The Matrix view provides detailed information on trips made between a large number of origin and destinaiton points.There’s also a Sankey Diagram view, which displays the number of connections between different regions in the form of lines. By default, this visualization shows the four regions with the highest number of trips measured. For users wanting to compare a larger number of regions, the Spatial Sankey view can be used to display the results in a map view, which makes it much easier to recognize dense flows between regions.
Visulaizing trips between different origins and destinations with a Sankey diagram.Yet another option is Flows Explorer, an interactive report view that allows users to select and compare more than one origin, via and destination. In this view, users can also view certain trip statistics, including trip duration, length and hour of day.
Analyzing trip dynamics for multiple origin and destination points in the Flows Explorer view.Most recently, TomTom introduced the Selected Link analysis feature, designed to analyze inbound and outbound trips in a selected area. Once users have defined a region of interest (referred to as a link), the tool will calculate the distribution of all trips on consecutive road segments within 10 km of the link.
Kamil Nowacki, Senior Quality Specialist for TomTom Traffic Analytics products, describes an inventive use case for this feature: “We have a customer who was looking at developing a flying taxi service. They used Selected Link in O/D Analysis to look at trip distributions between key points of interest, like airports and malls, in a specific city. After highlighting the most popular routes, they analyzed how long it took to travel along them by car. The customer then compared that journey time to the average time it would take a flying taxi to travel the same route — which was obviously significantly faster. This allowed them to put together a quantified business case for the flying taxi service, with hard figures for the improvements it could bring to journey times.”
Supporting a diverse array of applications
With O/D Analysis, the sky is truly the limit when it comes to mobility analysis. The solution provides valuable insights that can be applied across a range of sectors, from urban planning and traffic management to geomarketing and retail.
Urban planners and municipalities can harness O/D Analysis to map the most-used routes and study traffic flow between popular points of interest, building a better understanding of how people move and shaping smarter mobility options in response.
Consider a county government, who wants to modernize its network of bridges while minimizing impact on road users. With O/D Analysis, it’s possible to see how much traffic travels over each bridge in the county and draw up a plan of works that targets the least-used bridges for maintenance first, to reduce traffic disruption.
The analysis might reveal that 20% of all trips throughout the county pass over one main bridge. The government can phase infrastructure works to ensure that nearby bridges are left open when maintenance happens on this main bridge, so that traffic doesn’t increase exponentially, and drivers don’t need to make long detours.
What’s more, an advertising agency could use the same insight to determine the best location for a new outdoor campaign. It would be ideal to place banners on the bridge with the most appropriate traffic, ensuring that the campaign reaches the best audience.

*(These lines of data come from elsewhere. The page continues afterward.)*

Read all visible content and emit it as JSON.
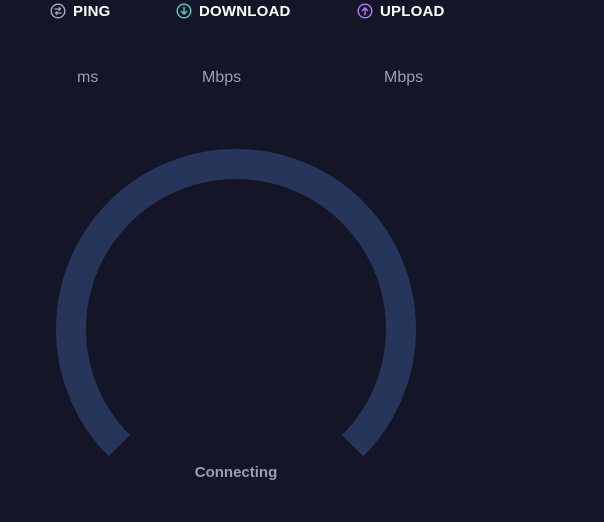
{
  "metrics": {
    "ping": {
      "label": "PING",
      "unit": "ms",
      "icon": "ping-icon",
      "color": "#a7abbe"
    },
    "download": {
      "label": "DOWNLOAD",
      "unit": "Mbps",
      "icon": "download-icon",
      "color": "#4fd1c5"
    },
    "upload": {
      "label": "UPLOAD",
      "unit": "Mbps",
      "icon": "upload-icon",
      "color": "#b77cf0"
    }
  },
  "gauge": {
    "status": "Connecting",
    "track_color": "#26365a",
    "background_color": "#141628"
  }
}
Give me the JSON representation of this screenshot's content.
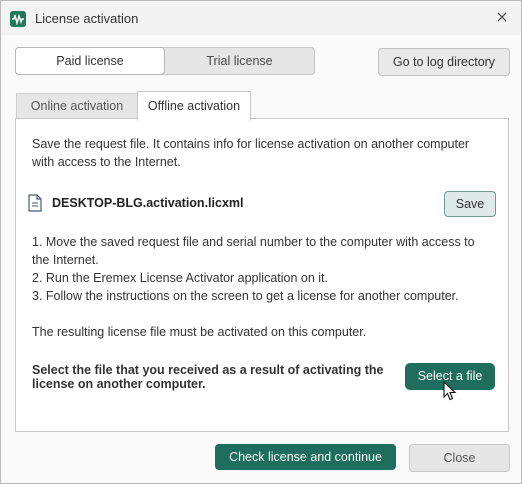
{
  "window": {
    "title": "License activation",
    "accent_color": "#1f6d5c"
  },
  "license_type": {
    "options": [
      "Paid license",
      "Trial license"
    ],
    "selected": "Paid license"
  },
  "toolbar": {
    "log_button_label": "Go to log directory"
  },
  "tabs": [
    {
      "label": "Online activation",
      "active": false
    },
    {
      "label": "Offline activation",
      "active": true
    }
  ],
  "offline": {
    "intro_line1": "Save the request file. It contains info for license activation on another computer",
    "intro_line2": "with access to the Internet.",
    "file_name": "DESKTOP-BLG.activation.licxml",
    "save_label": "Save",
    "step1_line1": "1. Move the saved request file and serial number to the computer with access to",
    "step1_line2": "the Internet.",
    "step2": "2. Run the Eremex License Activator application on it.",
    "step3": "3. Follow the instructions on the screen to get a license for another computer.",
    "note": "The resulting license file must be activated on this computer.",
    "select_prompt_line1": "Select the file that you received as a result of activating the",
    "select_prompt_line2": "license on another computer.",
    "select_file_label": "Select a file"
  },
  "footer": {
    "check_label": "Check license and continue",
    "close_label": "Close"
  },
  "icons": {
    "app": "eremex-app-icon",
    "close": "close-icon",
    "file": "document-icon",
    "cursor": "mouse-pointer-icon"
  }
}
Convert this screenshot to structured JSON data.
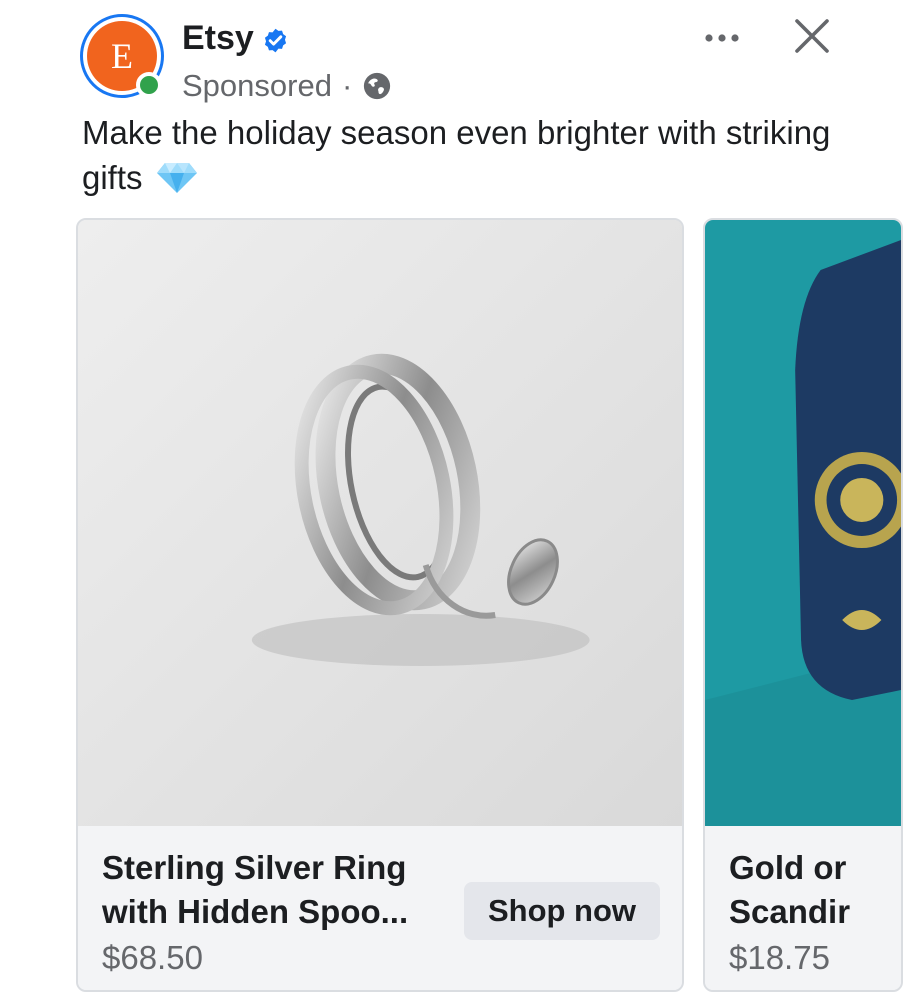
{
  "post": {
    "advertiser": {
      "name": "Etsy",
      "logo_letter": "E",
      "brand_color": "#f1641e",
      "verified": true,
      "sponsored_label": "Sponsored",
      "separator": "·",
      "audience_icon": "globe-icon"
    },
    "header_icons": [
      "more-options-icon",
      "close-icon"
    ],
    "caption": "Make the holiday season even brighter with striking gifts",
    "caption_emoji": "gem-icon"
  },
  "carousel": {
    "cards": [
      {
        "title_line_1": "Sterling Silver Ring",
        "title_line_2": "with Hidden Spoo...",
        "price": "$68.50",
        "cta_label": "Shop now",
        "image": "silver-ring-with-spoon-photo"
      },
      {
        "title_line_1": "Gold or",
        "title_line_2": "Scandir",
        "price": "$18.75",
        "image": "gold-pendant-on-teal-box-photo"
      }
    ]
  },
  "colors": {
    "accent_blue": "#1877f2",
    "online_green": "#31a24c",
    "secondary_text": "#65676b",
    "card_background": "#f3f4f6"
  }
}
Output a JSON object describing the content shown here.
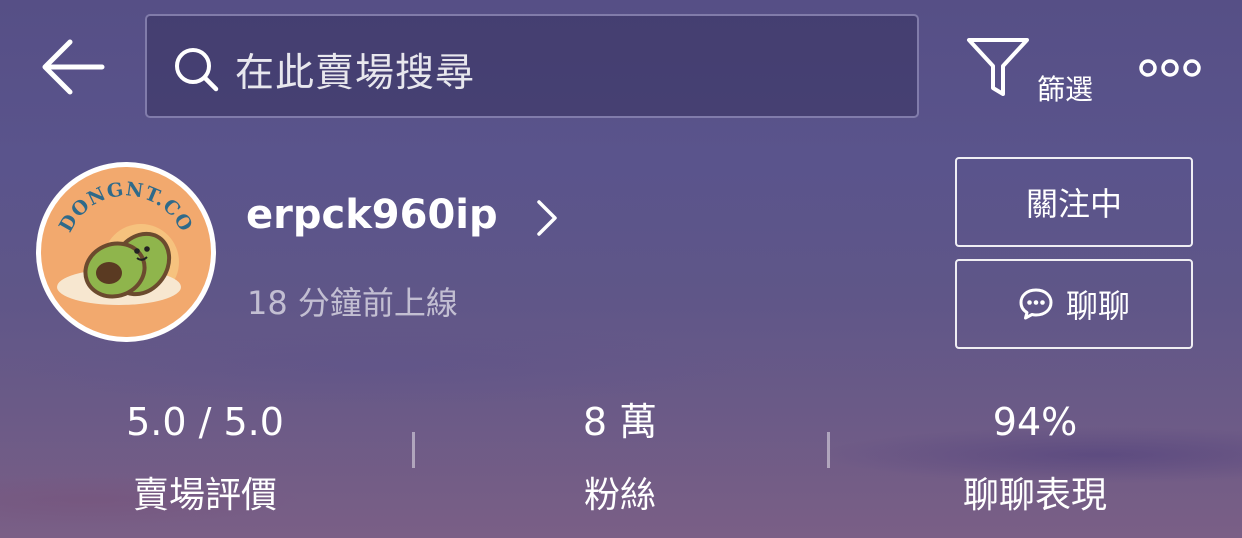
{
  "header": {
    "back_icon": "arrow-left-icon",
    "search": {
      "placeholder": "在此賣場搜尋",
      "icon": "search-icon"
    },
    "filter": {
      "label": "篩選",
      "icon": "filter-icon"
    },
    "more_icon": "more-dots-icon"
  },
  "shop": {
    "avatar": {
      "logo_text": "DONGNT.CO"
    },
    "username": "erpck960ip",
    "online_status": "18 分鐘前上線",
    "buttons": {
      "follow_label": "關注中",
      "chat_label": "聊聊",
      "chat_icon": "chat-bubble-icon"
    }
  },
  "stats": [
    {
      "value": "5.0 / 5.0",
      "label": "賣場評價"
    },
    {
      "value": "8 萬",
      "label": "粉絲"
    },
    {
      "value": "94%",
      "label": "聊聊表現"
    }
  ],
  "colors": {
    "accent_text": "#ffffff",
    "avatar_bg": "#f2a96e",
    "avocado_green": "#7fa84a"
  }
}
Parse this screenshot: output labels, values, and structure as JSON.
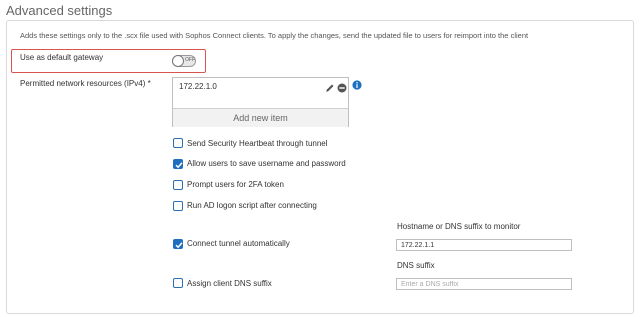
{
  "section": {
    "title": "Advanced settings"
  },
  "description": "Adds these settings only to the .scx file used with Sophos Connect clients. To apply the changes, send the updated file to users for reimport into the client",
  "default_gateway": {
    "label": "Use as default gateway",
    "toggle_state": "OFF"
  },
  "permitted_resources": {
    "label": "Permitted network resources (IPv4) *",
    "items": [
      "172.22.1.0"
    ],
    "add_label": "Add new item"
  },
  "options": [
    {
      "label": "Send Security Heartbeat through tunnel",
      "checked": false
    },
    {
      "label": "Allow users to save username and password",
      "checked": true
    },
    {
      "label": "Prompt users for 2FA token",
      "checked": false
    },
    {
      "label": "Run AD logon script after connecting",
      "checked": false
    },
    {
      "label": "Connect tunnel automatically",
      "checked": true
    },
    {
      "label": "Assign client DNS suffix",
      "checked": false
    }
  ],
  "monitor_host": {
    "label": "Hostname or DNS suffix to monitor",
    "value": "172.22.1.1"
  },
  "dns_suffix": {
    "label": "DNS suffix",
    "value": "",
    "placeholder": "Enter a DNS suffix"
  },
  "colors": {
    "accent": "#1f6fc1",
    "highlight": "#d9534f"
  }
}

This is just a small glimpse into the vast potential of O/D Analysis. Offering an impressive breadth and depth of analytical power and insight, TomTom’s solution holds huge power for improving the way we all move.
“Out of all TomTom’s Traffic Analytics tools, O/D Analysis probably is the most complex in terms of what it offers users,” concludes Kamil Nowacki. “It’s a sandbox where people are free to explore mobility data in many different ways and reveal interesting patterns of movement in the process.”